Zeno lost everything in a shipwreck in the 3rd century BC. A family fortune. His occupation. Everything. He washed up in Athens anonymous and penniless. When he died, an old man, some forty years later, he was not only prosperous, he was one of the wisest men in the world. He’d been offered the keys to Athens and an honorary citizenship too. The school he founded, on the old stoa in Agora, would influence millions of people for the next two thousand years. 

How did he do it? How did he recover? How did he make his way to greatness?

The same way that the NFL linebacker Ryan Shazier (and aspiring Stoic) would work his way back from that freak on-field tackle that left him paralyzed: One small bit of progress after the next. “Well-being,” Zeno once said, “is realized by small steps but it is no small thing.” Shazier once pointed out that football is a “game of inches” and so too was his recovery, from a hospital bed to a wheelchair, then gaining back the ability to move his muscles, then standing unassisted, then taking one step, then taking more, then being able to jog, then being able to do a three-foot box jump. The ceiling on his comeback? There isn’t one. He’s going to keep going as long as there is breath in his body. 

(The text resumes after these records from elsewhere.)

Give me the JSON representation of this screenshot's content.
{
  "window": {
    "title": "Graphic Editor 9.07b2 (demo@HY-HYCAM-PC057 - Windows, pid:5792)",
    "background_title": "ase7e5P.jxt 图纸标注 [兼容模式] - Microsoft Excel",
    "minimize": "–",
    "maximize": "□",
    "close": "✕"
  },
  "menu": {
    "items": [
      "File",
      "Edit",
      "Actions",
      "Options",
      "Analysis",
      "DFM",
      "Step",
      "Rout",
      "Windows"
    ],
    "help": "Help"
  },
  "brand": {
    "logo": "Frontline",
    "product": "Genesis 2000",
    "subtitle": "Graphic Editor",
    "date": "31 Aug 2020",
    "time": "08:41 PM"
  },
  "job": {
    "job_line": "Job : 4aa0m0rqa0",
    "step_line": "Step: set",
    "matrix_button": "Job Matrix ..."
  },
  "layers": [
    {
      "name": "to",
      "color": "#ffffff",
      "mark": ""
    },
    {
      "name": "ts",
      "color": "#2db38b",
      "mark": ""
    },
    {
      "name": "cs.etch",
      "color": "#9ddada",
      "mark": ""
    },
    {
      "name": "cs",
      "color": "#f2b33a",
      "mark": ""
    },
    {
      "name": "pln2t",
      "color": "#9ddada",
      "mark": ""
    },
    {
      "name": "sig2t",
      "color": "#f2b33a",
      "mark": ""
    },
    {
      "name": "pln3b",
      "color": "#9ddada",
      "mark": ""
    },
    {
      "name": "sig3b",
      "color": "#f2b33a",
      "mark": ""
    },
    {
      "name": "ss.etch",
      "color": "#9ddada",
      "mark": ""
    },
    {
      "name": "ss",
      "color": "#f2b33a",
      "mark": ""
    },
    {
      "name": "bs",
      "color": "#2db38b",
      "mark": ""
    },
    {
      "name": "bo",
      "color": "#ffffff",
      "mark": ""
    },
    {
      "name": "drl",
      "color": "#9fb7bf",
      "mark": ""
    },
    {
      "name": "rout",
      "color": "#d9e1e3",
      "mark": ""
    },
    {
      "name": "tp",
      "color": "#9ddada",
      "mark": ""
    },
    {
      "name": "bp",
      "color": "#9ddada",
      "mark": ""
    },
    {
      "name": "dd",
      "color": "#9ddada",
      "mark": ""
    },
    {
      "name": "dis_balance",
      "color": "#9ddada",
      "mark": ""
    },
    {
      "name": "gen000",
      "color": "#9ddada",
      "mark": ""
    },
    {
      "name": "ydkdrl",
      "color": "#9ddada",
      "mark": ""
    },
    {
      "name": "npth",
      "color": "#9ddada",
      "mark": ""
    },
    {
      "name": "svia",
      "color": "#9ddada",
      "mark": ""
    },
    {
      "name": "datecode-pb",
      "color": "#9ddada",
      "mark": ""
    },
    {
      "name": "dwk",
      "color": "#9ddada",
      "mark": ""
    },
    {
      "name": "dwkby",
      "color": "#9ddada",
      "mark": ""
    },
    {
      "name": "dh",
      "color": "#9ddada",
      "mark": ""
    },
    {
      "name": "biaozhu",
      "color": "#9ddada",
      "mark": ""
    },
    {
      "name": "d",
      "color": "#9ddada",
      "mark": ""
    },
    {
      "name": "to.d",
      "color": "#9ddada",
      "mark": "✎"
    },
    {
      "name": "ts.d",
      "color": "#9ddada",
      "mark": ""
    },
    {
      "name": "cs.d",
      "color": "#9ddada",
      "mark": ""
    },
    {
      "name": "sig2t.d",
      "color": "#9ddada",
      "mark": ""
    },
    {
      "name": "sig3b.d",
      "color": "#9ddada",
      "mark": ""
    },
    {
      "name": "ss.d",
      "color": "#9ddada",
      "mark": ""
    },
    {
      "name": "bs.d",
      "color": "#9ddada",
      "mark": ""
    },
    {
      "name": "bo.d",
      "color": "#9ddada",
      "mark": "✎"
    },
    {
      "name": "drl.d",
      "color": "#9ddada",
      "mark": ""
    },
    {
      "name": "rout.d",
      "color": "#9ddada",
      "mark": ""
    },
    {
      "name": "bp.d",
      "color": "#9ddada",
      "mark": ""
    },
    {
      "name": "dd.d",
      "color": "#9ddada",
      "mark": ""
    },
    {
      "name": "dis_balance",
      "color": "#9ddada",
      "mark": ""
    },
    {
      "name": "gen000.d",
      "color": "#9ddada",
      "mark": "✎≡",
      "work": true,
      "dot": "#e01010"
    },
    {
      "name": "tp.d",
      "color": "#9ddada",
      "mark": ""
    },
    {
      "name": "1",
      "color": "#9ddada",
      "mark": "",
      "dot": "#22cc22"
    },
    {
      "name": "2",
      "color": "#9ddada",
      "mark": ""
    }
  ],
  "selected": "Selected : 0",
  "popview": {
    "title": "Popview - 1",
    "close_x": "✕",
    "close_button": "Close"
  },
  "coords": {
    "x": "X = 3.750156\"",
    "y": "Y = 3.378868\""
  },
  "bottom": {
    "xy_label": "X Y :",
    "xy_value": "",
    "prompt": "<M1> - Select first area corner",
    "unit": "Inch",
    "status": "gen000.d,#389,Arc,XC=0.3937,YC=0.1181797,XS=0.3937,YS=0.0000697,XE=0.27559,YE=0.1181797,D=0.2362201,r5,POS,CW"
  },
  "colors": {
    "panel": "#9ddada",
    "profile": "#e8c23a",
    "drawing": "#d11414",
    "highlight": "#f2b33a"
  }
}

And so must you. There is no question that we face real problems right now. Perhaps you lost your job. Or you lost a fortune. Or you lost your wife or your self-confidence. Whatever the problem, whatever the cause—whether it was this pandemic or just an ordinary stroke of bad luck—the solution is the same. To keep going. To assemble your life, as Marcus Aurelius advised himself, action by action. Inch by inch. Stacking small step onto small step. 

Because no one can stop you from that.